Before considering the next phase of validation for assessment of osteoarthritis with CBM, it is important to evaluate the implications of using clinical CT for this purpose. CT is important for imaging joints and bone because it excels at depicting mineralised structures in contrast to surrounding soft tissue. In addition to providing a framework for finite element studies [2426], CT has also shown strength in representing bone shape and early bone-related changes of disease at the hip [27, 28]. The promotion of CT for imaging large joint osteoarthritis should, therefore, be balanced against its weaknesses and the inherent values of other modalities such as MRI and radiography. This is of particular importance given the exposure to ionising radiation that it entails along with the proximity of radiation-sensitive tissues in the pelvis (which is, therefore, relatively less dose at more distal joints such as the knee). However the continual development of dose reduction strategies should encourage consideration for CT in clinical trials [29, 30].

We recognise that this study has limitations. Our assessment of hip osteoarthritis severity was based on imaging features alone, which do not necessarily correlate with clinical osteoarthritis. Thus, the next step would be to test the hypothesis that increased peri-articular cortical bone thickness can predict worse disease according to clinical outcome measures. We also recognise that individuals from this cohort were pre-selected on the basis of volunteering for studies in which the aim was to establish hip fracture risk, and so there will be according selection bias. Finally, subchondral bone sclerosis is a recognised radiological feature used in assessment with K&L grading, meaning that there will be some dependence of the output of our cortical thickness analysis on K&L grade, since DRRs were created from the same CT data. Nonetheless, we believe that CBM should now be tested to show whether quantitative 3D measurement of cortical bone with clinical CT can predict clinical disease with the necessary levels of sensitivity and precision [31]. The role of CBM in the prediction of osteoarthritis at other large joints, such as the knee, should also be evaluated.

Conclusion

CBM applied to the proximal femur in clinical CT imaging data identified significant structural changes in peri-articular cortical bone thickness that were associated with worse radiological hip osteoarthritis, particularly at the superolateral head–neck junction.

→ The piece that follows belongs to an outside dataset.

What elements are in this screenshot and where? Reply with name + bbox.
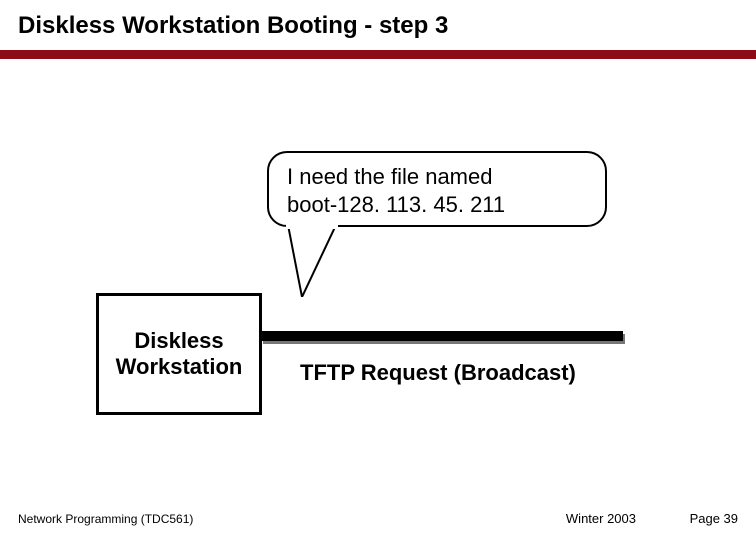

These findings are best explained by the manifestation of osteophytes and subchondral sclerosis in this region, which may be either in response to local biomechanical stresses or the biochemical environment as the joint fails. CBM could, therefore, have an impact on both osteoarthritis research and subsequent clinical practice, especially with potential for application in disease monitoring and the development of structurally modifying therapies.